To me, this strongly suggests that Perl 6 is, in fact a language in its own right, not merely a dialect of Perl 5. But now we come to the question of culture. Is the separation of the cultures significant enough to warrant solidifying that conclusion. Here I think it’s less up to question.
The question you have to ask is this: would the two ever “re-join” willingly? There are some practical issues, there, but ignoring those, I think the answer is “no”. Perl 5 is happy being Perl 5 and its users don’t necessarily want to be Perl 6. And obviously ditto the other way around. In fact, Perl 6 has many users who don’t like Perl 5 and never programmed in it!
This, I think cements the answer: Perl 6 is not a dialect of Perl 5. They are both Perl, surely, but they are not merely dialects.
References
- Haugen, Einar. “Dialect, Language, Nation 1.” American anthropologist 68.4 (1966): 922-935.
- Wolfram, Walt. “Language ideology and dialect: Understanding the Oakland Ebonics controversy.” Journal of English Linguistics 26.2 (1998): 108-121.

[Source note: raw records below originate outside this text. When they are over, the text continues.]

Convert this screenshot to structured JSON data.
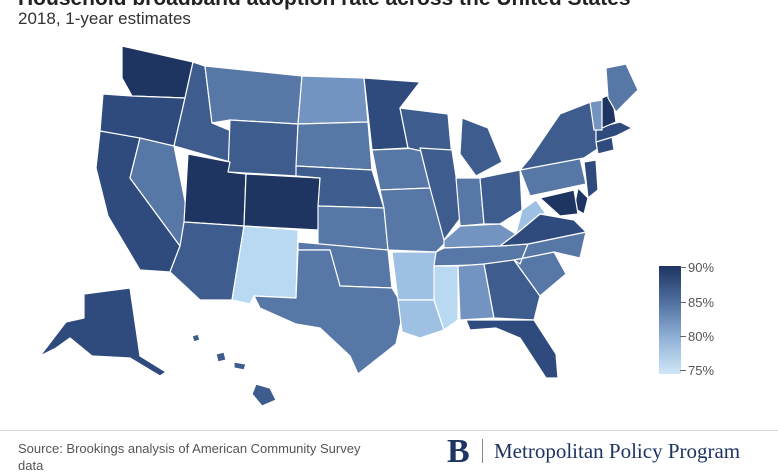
{
  "header": {
    "title": "Household broadband adoption rate across the United States",
    "subtitle": "2018, 1-year estimates"
  },
  "map": {
    "region": "United States",
    "shading": "choropleth by state",
    "colors": {
      "very_high": "#1e3461",
      "high": "#2f4a7d",
      "upper_mid": "#3e5d8e",
      "mid": "#5777a6",
      "lower_mid": "#7393c0",
      "low": "#9ec0e2",
      "very_low": "#b9d9f2",
      "border": "#ffffff"
    }
  },
  "legend": {
    "labels": [
      "90%",
      "85%",
      "80%",
      "75%"
    ],
    "scale_top": "#1e3461",
    "scale_bottom": "#cfe6f6"
  },
  "footer": {
    "source": "Source: Brookings analysis of American Community Survey",
    "source_cut": "data",
    "logo_letter": "B",
    "organization": "Metropolitan Policy Program"
  }
}
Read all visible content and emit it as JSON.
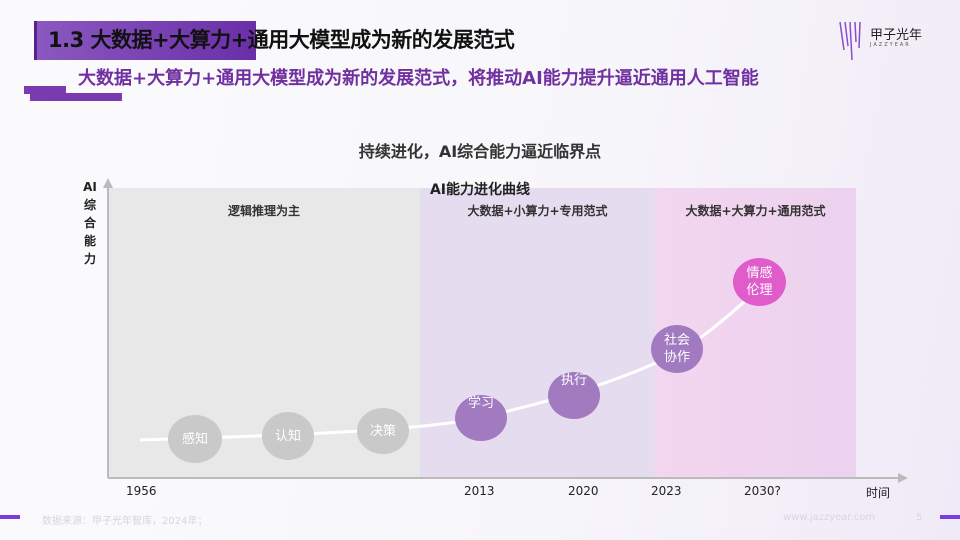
{
  "header": {
    "title": "1.3 大数据+大算力+通用大模型成为新的发展范式",
    "subtitle": "大数据+大算力+通用大模型成为新的发展范式，将推动AI能力提升逼近通用人工智能",
    "logo_text": "甲子光年",
    "logo_sub": "JAZZYEAR"
  },
  "chart": {
    "title": "持续进化，AI综合能力逼近临界点",
    "curve_title": "AI能力进化曲线",
    "y_label": "AI综合能力",
    "x_label": "时间",
    "regions": [
      {
        "label": "逻辑推理为主",
        "color": "#e8e8e8"
      },
      {
        "label": "大数据+小算力+专用范式",
        "color": "#e6dcef"
      },
      {
        "label": "大数据+大算力+通用范式",
        "color": "#f1d4ee"
      }
    ],
    "years": [
      "1956",
      "2013",
      "2020",
      "2023",
      "2030?"
    ],
    "nodes": [
      {
        "label": "感知",
        "color": "#c9c9c9"
      },
      {
        "label": "认知",
        "color": "#c9c9c9"
      },
      {
        "label": "决策",
        "color": "#c9c9c9"
      },
      {
        "label": "学习",
        "color": "#a27ac0"
      },
      {
        "label": "执行",
        "color": "#a27ac0"
      },
      {
        "label": "社会协作",
        "color": "#a27ac0"
      },
      {
        "label": "情感伦理",
        "color": "#e05ccb"
      }
    ]
  },
  "footer": {
    "source": "数据来源：甲子光年智库，2024年；",
    "url": "www.jazzyear.com",
    "page": "5"
  }
}
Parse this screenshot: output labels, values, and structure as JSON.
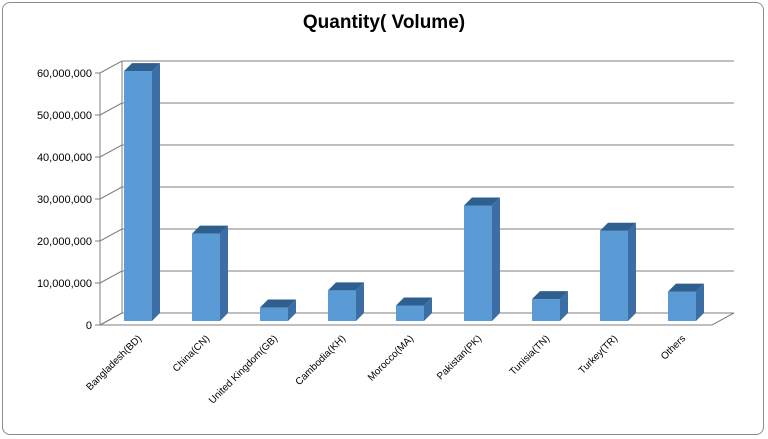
{
  "chart_data": {
    "type": "bar",
    "title": "Quantity( Volume)",
    "xlabel": "",
    "ylabel": "",
    "categories": [
      "Bangladesh(BD)",
      "China(CN)",
      "United Kingdom(GB)",
      "Cambodia(KH)",
      "Morocco(MA)",
      "Pakistan(PK)",
      "Tunisia(TN)",
      "Turkey(TR)",
      "Others"
    ],
    "values": [
      59500000,
      20800000,
      3200000,
      7300000,
      3700000,
      27500000,
      5200000,
      21500000,
      7000000
    ],
    "ylim": [
      0,
      60000000
    ],
    "yticks": [
      0,
      10000000,
      20000000,
      30000000,
      40000000,
      50000000,
      60000000
    ],
    "ytick_labels": [
      "0",
      "10,000,000",
      "20,000,000",
      "30,000,000",
      "40,000,000",
      "50,000,000",
      "60,000,000"
    ],
    "grid": true,
    "legend": "none",
    "colors": {
      "bar_front": "#5b9bd5",
      "bar_side": "#3a6ea5",
      "bar_top": "#2f5f8e",
      "grid": "#7f7f7f"
    }
  }
}
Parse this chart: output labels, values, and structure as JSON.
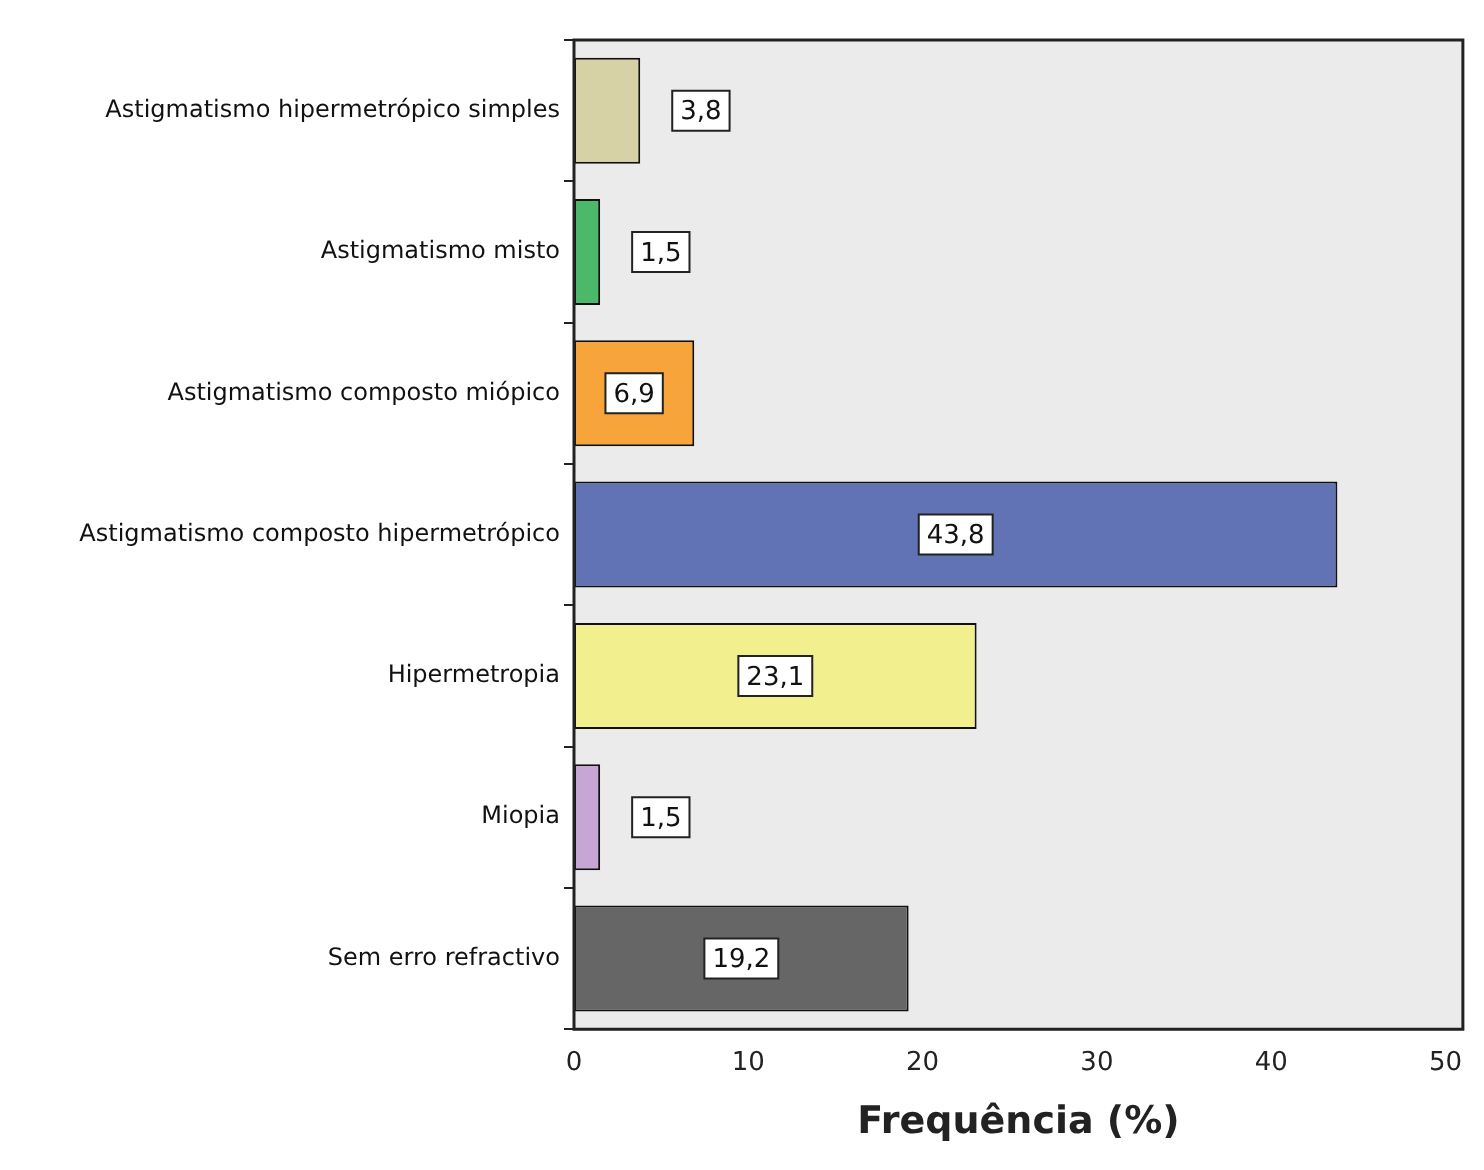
{
  "chart_data": {
    "type": "bar",
    "orientation": "horizontal",
    "xlabel": "Frequência (%)",
    "categories": [
      "Astigmatismo hipermetrópico simples",
      "Astigmatismo misto",
      "Astigmatismo composto miópico",
      "Astigmatismo composto hipermetrópico",
      "Hipermetropia",
      "Miopia",
      "Sem erro refractivo"
    ],
    "values": [
      3.8,
      1.5,
      6.9,
      43.8,
      23.1,
      1.5,
      19.2
    ],
    "colors": [
      "#d6d2a6",
      "#4cb96a",
      "#f7a43a",
      "#6273b5",
      "#f2ef8e",
      "#c7a6d6",
      "#666666"
    ],
    "value_labels": [
      "3,8",
      "1,5",
      "6,9",
      "43,8",
      "23,1",
      "1,5",
      "19,2"
    ],
    "xlim": [
      0,
      51
    ],
    "xticks": [
      0,
      10,
      20,
      30,
      40,
      50
    ],
    "grid": false,
    "legend": false
  }
}
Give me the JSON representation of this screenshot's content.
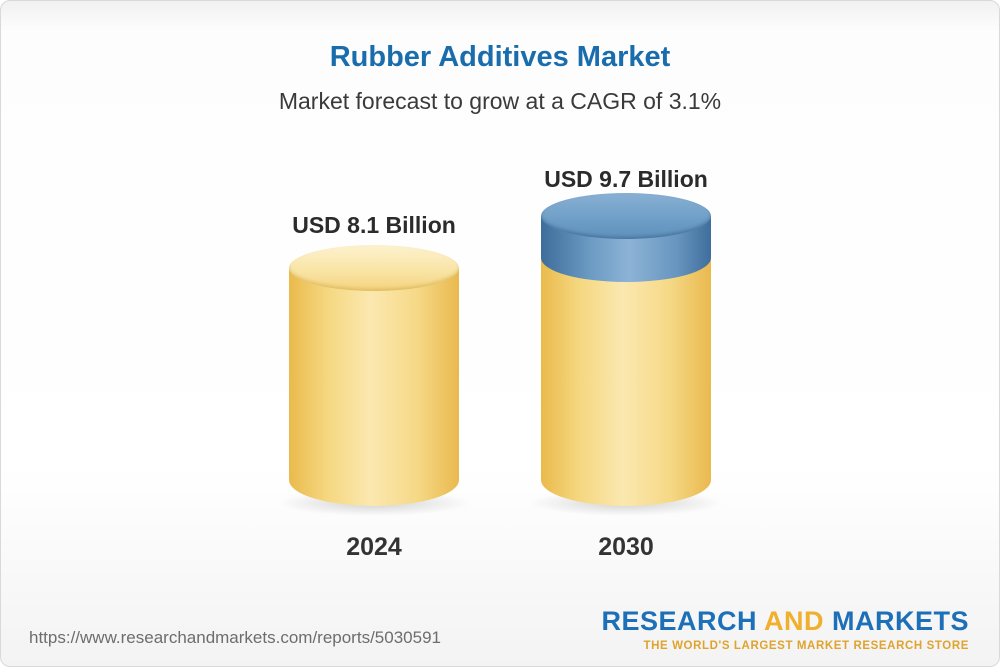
{
  "header": {
    "title": "Rubber Additives Market",
    "subtitle": "Market forecast to grow at a CAGR of 3.1%"
  },
  "chart_data": {
    "type": "bar",
    "title": "Rubber Additives Market",
    "subtitle": "Market forecast to grow at a CAGR of 3.1%",
    "categories": [
      "2024",
      "2030"
    ],
    "values": [
      8.1,
      9.7
    ],
    "value_labels": [
      "USD 8.1 Billion",
      "USD 9.7 Billion"
    ],
    "unit": "USD Billion",
    "cagr": "3.1%",
    "legend": "none",
    "grid": false,
    "colors": {
      "bar_2024_body": "#f6cf6b",
      "bar_2030_body": "#f6cf6b",
      "bar_2030_growth_segment": "#6f9fc8",
      "title_accent": "#1a6dad"
    }
  },
  "footer": {
    "url": "https://www.researchandmarkets.com/reports/5030591",
    "logo": {
      "research": "RESEARCH",
      "and": "AND",
      "markets": "MARKETS",
      "tagline": "THE WORLD'S LARGEST MARKET RESEARCH STORE"
    }
  }
}
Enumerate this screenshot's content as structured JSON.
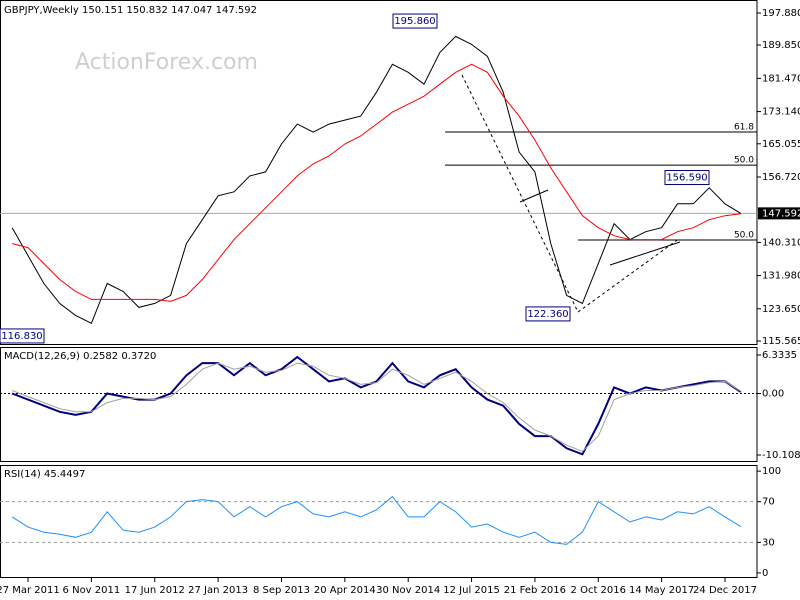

- Rickford, John. “LSA Resolution on the Oakland “Ebonics” Issue.” Linguistic Society of America 1 (1997).
- The Slashdot Interview With Larry Wall. Slashdot (July 18, 2016)
- Stria, Ida. “Inventing languages, inventing worlds. Towards a linguistic worldview for artificial languages.” (2016).
- Wall, Larry. Apocalypse 1: The Ugly, the Bad, and the Good. Perl.com (April 2, 2001)
- Mühlhäusler, Peter. Pidgin and creole linguistics. Oxford: Blackwell, 1986.
- via: Muysken, Pieter, and Norval Smith. “The study of pidgin and creole languages.” Pidgins and creoles: An introduction (1995): 3-14.